Wigwametry Lessons & Presentation
The unit was designed to foster learner-based instruction while integrating culture and mathematics by identifying geometric patterns in a hemisphere. The word “wigwam” is derived from the Ojibwe term for “home” or “house.” The term “wigamig” does not necessarily refer to the domelike structure that is commonly associated with it, as some were oblong or conical, but early records describe them as crude circular shelters with little design.It was described as long ago as the early 1500’s by Giovanni de Verrazano.

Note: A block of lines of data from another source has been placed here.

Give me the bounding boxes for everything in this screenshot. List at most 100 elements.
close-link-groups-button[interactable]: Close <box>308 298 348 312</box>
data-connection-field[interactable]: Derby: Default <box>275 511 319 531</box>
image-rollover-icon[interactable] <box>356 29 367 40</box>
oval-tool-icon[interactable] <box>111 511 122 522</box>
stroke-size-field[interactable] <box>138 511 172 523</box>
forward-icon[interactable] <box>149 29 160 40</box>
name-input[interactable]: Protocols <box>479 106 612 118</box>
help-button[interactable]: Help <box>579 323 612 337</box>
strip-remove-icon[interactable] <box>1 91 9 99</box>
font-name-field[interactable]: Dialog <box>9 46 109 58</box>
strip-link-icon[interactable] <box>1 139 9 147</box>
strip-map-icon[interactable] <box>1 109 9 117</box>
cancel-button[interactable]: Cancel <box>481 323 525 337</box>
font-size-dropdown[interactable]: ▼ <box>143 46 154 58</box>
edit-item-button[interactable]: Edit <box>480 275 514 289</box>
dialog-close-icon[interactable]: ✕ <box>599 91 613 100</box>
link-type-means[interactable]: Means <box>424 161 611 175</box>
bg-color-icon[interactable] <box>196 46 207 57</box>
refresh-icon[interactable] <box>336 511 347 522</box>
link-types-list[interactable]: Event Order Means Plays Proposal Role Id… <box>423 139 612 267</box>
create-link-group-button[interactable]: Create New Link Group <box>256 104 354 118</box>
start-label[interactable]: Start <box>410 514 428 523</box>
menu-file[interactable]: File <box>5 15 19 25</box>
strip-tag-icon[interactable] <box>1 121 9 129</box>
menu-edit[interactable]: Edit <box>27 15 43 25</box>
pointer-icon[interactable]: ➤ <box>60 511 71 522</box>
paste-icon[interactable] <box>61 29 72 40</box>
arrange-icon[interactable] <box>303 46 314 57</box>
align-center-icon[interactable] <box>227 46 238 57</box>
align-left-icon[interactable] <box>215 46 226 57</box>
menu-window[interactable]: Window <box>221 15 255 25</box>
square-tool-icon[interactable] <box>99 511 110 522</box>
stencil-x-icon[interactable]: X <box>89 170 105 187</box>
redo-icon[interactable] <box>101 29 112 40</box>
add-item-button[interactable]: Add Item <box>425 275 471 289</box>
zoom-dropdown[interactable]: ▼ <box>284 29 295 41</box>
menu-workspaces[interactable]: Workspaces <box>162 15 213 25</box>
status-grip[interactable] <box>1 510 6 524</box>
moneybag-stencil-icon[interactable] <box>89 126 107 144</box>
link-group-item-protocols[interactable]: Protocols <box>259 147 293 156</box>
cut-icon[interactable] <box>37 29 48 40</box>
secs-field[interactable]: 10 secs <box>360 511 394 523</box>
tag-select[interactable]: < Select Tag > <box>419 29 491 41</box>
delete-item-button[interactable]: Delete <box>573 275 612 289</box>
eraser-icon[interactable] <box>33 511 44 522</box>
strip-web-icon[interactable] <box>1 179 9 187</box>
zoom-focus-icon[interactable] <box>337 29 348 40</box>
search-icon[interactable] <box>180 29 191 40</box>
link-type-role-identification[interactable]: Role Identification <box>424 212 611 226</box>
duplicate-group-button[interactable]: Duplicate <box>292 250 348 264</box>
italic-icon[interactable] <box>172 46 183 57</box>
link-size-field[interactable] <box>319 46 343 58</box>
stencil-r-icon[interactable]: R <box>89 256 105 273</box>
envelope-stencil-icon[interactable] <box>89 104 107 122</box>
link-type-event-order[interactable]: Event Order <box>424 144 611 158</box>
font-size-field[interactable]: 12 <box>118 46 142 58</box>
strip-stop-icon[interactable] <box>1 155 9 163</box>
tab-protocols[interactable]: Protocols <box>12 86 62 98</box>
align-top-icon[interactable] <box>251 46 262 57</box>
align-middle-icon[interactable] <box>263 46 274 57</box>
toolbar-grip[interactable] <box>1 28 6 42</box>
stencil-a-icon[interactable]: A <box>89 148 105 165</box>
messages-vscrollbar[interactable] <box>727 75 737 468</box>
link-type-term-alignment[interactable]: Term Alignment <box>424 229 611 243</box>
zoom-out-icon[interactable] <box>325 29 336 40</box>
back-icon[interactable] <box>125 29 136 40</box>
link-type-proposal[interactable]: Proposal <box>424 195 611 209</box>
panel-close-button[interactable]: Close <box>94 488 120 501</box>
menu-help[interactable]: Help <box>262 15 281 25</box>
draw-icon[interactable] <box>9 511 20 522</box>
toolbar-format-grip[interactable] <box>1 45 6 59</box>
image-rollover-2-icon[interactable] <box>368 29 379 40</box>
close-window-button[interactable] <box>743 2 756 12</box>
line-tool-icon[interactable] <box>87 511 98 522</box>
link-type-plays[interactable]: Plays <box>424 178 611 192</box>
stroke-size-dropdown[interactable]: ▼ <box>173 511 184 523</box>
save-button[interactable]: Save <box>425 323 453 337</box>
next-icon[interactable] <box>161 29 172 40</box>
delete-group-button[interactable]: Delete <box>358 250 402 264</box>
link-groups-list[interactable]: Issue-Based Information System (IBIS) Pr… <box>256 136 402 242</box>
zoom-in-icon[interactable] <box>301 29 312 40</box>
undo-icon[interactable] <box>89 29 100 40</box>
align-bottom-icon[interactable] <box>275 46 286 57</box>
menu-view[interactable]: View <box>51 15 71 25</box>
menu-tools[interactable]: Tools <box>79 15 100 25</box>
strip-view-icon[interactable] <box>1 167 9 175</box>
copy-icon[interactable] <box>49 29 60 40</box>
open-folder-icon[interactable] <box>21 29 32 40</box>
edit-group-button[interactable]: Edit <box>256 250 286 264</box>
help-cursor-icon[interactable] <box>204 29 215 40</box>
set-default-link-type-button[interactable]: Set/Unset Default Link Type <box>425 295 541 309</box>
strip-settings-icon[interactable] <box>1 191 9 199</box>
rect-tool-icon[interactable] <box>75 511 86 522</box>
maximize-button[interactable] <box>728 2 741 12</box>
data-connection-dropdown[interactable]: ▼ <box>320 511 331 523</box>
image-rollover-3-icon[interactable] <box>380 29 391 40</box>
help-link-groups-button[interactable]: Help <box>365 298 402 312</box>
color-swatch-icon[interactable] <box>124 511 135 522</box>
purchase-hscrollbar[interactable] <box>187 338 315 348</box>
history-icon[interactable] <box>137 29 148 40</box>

“When we went farther inland, we saw their houses, which are circular in shape, about 14 to 15 paces across, made of bent saplings, they are arranged without any architectural pattern, and are covered with cleverly worked mats of straw which protect them from wind and rain. There is no doubt that if they had the skilled workmen that we have, they would erect great buildings, for the whole maritime coast if full of various blue rocks, crystals, and alabaster, and for such a purpose it has an abundance of ports and shelters for ships. They move these houses from one place to another according to the richness of the site and the season. They need only carry the straw mats, and so they have new houses made in no time at all. In each house, there lives a father with a very large family, for in some we saw 25 to 30 people.”
While difficult relationships with European “discoverers” often prevented any thorough scientific or mathematical analyses of wigwam structures, the construction process reveals the need for remarkable problem-solving strategies. Those strategies are at the heart of the Wigwametry lessons. Contextualizing problems in mathematics is a powerful and simple tool. In Wigwametry, the construction of a scale-model provides many opportunities for teachers to pose engaging problem situations that students must think through at each stage of building.